Memorial Day in Heaven

"I sure do wish that my Mom, Payton, Emily, Mike and Lynda could see how well I'm doing here....

I think they get sad a lot when they think about me. Payton's still little so she probably sees things clearly. Do you know how your crew is doing?"

"My Mom's had a lot more time to get used to my absence than yours has. She still cries once in a while but keeps talking to me kind of like I was still down there. She has a lot of fun. I love hearing her laugh - but it took time. The first few years were rough. I tried to send her messages but she was quite a mess. I don't think they see subtle signs when the grief is so fresh."

"One day last week, my mom was playing her trumpet. For a change it wasn't TAPS, God Bless the U.S.A. or anything having to do with veterans. She was playing Dancing Queen and it was cool to see her booging to the music and getting right into it. She was a bit off key but didn't seem to care."

"What they don't seem to get in the early years is that we're okay and have our own life up here. I do check on all of my family sometimes but they seem to be doing good. The thing is that if someone's illness gets really bad or they get into an accident they'd be on their way here anyhow. It's not like they'll never see us again."

"Payton has blue eyes like mine. She is so smart and can be quite sassy! Emily has her hands full with that little spit fire - she's doing a good job with our little girl. Payton goes to kindergarten this fall. She talks about me to her preschool teachers all the time. That's my girl! Can you imagine the look on grown-ups' faces when a tiny little girl comes up with, 'My Daddy died, did you know that?'"

"I wish adults would take a few pointers about end-of-life from little kids. Grown-ups teach children how to react to things by their example. It's not intentional because it is how they were raised. Really, how can death be spooky when it eventually hits everyone? Nobody seems to get all jacked-up about being born! There are studies and entire curriculum being developed around what actually happens at the time of death. It's really not all that complicated."

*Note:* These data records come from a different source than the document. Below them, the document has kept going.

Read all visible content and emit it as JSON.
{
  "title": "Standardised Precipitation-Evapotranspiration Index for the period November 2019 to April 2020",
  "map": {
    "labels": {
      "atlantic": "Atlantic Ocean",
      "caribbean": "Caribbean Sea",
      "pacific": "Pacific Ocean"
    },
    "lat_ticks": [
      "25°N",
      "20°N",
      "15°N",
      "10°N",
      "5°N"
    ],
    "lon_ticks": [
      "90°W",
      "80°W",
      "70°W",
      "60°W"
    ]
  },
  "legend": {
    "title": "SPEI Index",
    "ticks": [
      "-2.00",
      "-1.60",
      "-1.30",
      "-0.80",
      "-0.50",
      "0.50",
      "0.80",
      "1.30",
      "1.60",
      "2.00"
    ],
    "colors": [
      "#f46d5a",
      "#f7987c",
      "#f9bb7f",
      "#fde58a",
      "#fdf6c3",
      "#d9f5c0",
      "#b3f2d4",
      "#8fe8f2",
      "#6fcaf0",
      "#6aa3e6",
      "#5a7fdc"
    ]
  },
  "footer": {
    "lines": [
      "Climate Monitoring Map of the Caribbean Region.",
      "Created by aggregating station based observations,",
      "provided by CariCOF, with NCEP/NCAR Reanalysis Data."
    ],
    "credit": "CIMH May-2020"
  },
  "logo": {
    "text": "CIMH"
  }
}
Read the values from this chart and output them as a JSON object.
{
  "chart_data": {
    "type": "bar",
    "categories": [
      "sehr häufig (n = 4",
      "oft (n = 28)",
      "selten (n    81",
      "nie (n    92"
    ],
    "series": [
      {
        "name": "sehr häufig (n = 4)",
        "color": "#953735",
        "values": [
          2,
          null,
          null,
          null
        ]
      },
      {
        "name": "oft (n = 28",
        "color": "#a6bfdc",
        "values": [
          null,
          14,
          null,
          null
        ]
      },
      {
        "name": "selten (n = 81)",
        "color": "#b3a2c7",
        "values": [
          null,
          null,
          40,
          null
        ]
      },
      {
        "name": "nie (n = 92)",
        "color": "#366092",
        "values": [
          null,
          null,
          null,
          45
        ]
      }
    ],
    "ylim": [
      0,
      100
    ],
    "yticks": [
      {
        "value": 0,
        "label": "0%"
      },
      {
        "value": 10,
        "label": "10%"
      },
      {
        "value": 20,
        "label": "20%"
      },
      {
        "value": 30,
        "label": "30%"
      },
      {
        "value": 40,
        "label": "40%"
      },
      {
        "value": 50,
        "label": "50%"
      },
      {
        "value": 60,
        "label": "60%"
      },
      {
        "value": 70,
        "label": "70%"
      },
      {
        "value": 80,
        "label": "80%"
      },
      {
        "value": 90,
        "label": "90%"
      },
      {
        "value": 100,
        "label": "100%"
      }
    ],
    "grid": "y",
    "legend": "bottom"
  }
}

"Memorial Day is this week-end. That's always a tough one for my mom - it was for me too. Not for me anymore though, Dad and I'll spend it together. Grandpa too, he was in the Army. It is nice to see my family honoring veterans and I think Mom marches with the Blue Star Mother's in a parade. It's the veterans that are still there that need support. Some of them really struggle and I haven't forgotten what that's like. Believe me; I wouldn't want to go through that again!"

"Brian, I hope your family keeps healing and getting better all the time. Remember three years isn't all that long. They'll all be okay and if they're not - you know where they come. Happy Memorial Day buddy, thanks for your service!"